Optimism Persists Among U.S. Investment Professionals Despite Fundraising Headwinds — Evening Brief – 07.25.25
U.S. investment professionals remain broadly optimistic about future market growth and returns despite navigating a more challenging fundraising environment and extended investment holding periods, according to Barnes & Thornburg’s third annual Investment Funds Outlook Report.
The report suggests a maturing private markets landscape that is no longer solely reliant on buoyant markets or aggressive capital inflows. Instead, GPs and LPs are signaling an era of deliberate capital deployment, creative structuring, and strategic rebalancing.
High optimism around hedge funds and private credit—two strategies that benefit from volatility and flexible mandates—suggests investors are embracing complexity as a path to returns. Meanwhile, the growing spotlight on governance and succession points to the institutional evolution of the GP-LP relationship.
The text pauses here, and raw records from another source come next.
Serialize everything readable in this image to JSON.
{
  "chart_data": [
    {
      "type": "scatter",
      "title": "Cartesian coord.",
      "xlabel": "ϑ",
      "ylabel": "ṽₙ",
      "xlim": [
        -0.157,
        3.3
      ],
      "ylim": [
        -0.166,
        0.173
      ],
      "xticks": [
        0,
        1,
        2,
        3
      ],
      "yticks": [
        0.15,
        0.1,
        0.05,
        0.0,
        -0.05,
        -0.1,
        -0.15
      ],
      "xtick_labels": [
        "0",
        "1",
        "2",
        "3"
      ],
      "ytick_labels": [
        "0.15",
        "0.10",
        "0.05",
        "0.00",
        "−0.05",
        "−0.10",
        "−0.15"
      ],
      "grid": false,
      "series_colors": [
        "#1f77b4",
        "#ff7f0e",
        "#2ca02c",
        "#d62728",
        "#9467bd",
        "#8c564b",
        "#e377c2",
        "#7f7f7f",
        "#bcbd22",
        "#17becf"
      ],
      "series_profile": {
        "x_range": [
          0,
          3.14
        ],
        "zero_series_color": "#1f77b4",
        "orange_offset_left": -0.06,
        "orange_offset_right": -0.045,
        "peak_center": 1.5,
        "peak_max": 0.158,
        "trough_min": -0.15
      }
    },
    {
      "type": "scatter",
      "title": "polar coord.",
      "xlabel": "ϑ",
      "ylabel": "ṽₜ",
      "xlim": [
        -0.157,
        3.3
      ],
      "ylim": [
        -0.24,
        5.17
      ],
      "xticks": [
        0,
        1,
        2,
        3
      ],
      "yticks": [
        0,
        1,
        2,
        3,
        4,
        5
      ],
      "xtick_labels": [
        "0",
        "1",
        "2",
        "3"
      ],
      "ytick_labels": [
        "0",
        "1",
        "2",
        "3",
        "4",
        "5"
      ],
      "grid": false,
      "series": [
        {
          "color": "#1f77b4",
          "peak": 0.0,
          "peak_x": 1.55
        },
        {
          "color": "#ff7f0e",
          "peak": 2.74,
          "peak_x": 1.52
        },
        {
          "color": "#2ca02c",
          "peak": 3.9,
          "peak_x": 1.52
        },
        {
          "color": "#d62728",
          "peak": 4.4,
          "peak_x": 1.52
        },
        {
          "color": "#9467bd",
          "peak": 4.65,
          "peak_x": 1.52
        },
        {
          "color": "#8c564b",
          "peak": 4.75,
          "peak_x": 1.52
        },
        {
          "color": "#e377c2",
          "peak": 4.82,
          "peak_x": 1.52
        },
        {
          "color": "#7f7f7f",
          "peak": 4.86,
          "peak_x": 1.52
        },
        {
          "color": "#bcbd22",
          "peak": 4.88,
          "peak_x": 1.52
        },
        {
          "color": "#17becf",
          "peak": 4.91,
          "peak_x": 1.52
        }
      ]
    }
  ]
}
While the traditional private capital playbook is under pressure, the findings reveal an industry that is adapting quickly, leaning into innovation, and preparing for a new cycle of growth—even if the path forward looks very different from the one behind.
The spring 2025 survey of 121 general partners (GPs) and limited partners (LPs) found that 72% of respondents maintain a positive economic outlook, even as market volatility and tighter LP scrutiny have tempered some early-year optimism.
“While many GPs came into this year very optimistic about expected fundraising, for many managers that optimism has been tempered so far, in part due to market volatility and economic uncertainty,” said Scott Beal, partner and co-chair of the firm’s Private Funds and Asset Management Practice.
The report highlights how private markets are adapting to slower exits and tighter liquidity by extending fund terms and reshaping fund structures. Seventy-two percent of respondents expect more frequent investment period extensions—up from 56% a year ago—while 76% anticipate changes in GP commitments.
At the same time, LPs are deploying new liquidity strategies, including securitization techniques (72%) and revisions to fund distribution structures (69%), signaling a broader evolution of the traditional GP-LP relationship. While 47% of professionals identified exits as a key challenge, 43% saw opportunities, reflecting a bifurcated market where value creation remains possible for the best-positioned assets, even amid sluggish IPO and M&A activity.
Governance, transparency, and succession planning are also taking center stage in LP expectations. Nearly all LP respondents (96%) said succession planning is a critical concern, especially at founder-led firms, while investor use of investment restrictions and secondary liquidity options continues to rise.
“The marked increase in the level of investment restrictions and access to secondaries speak to efforts by investors to establish additional guardrails in today’s market,” said Maria Monte, partner in Barnes & Thornburg’s Private Funds and Asset Management Practice.
Despite structural shifts, investor sentiment is strongest around hedge funds, private credit, and cryptocurrency. Roughly 75% are optimistic about hedge fund performance over the next year, 80% anticipate continued strength in private credit markets as banks pull back from lending, and 84% believe cryptocurrency investments will gain momentum.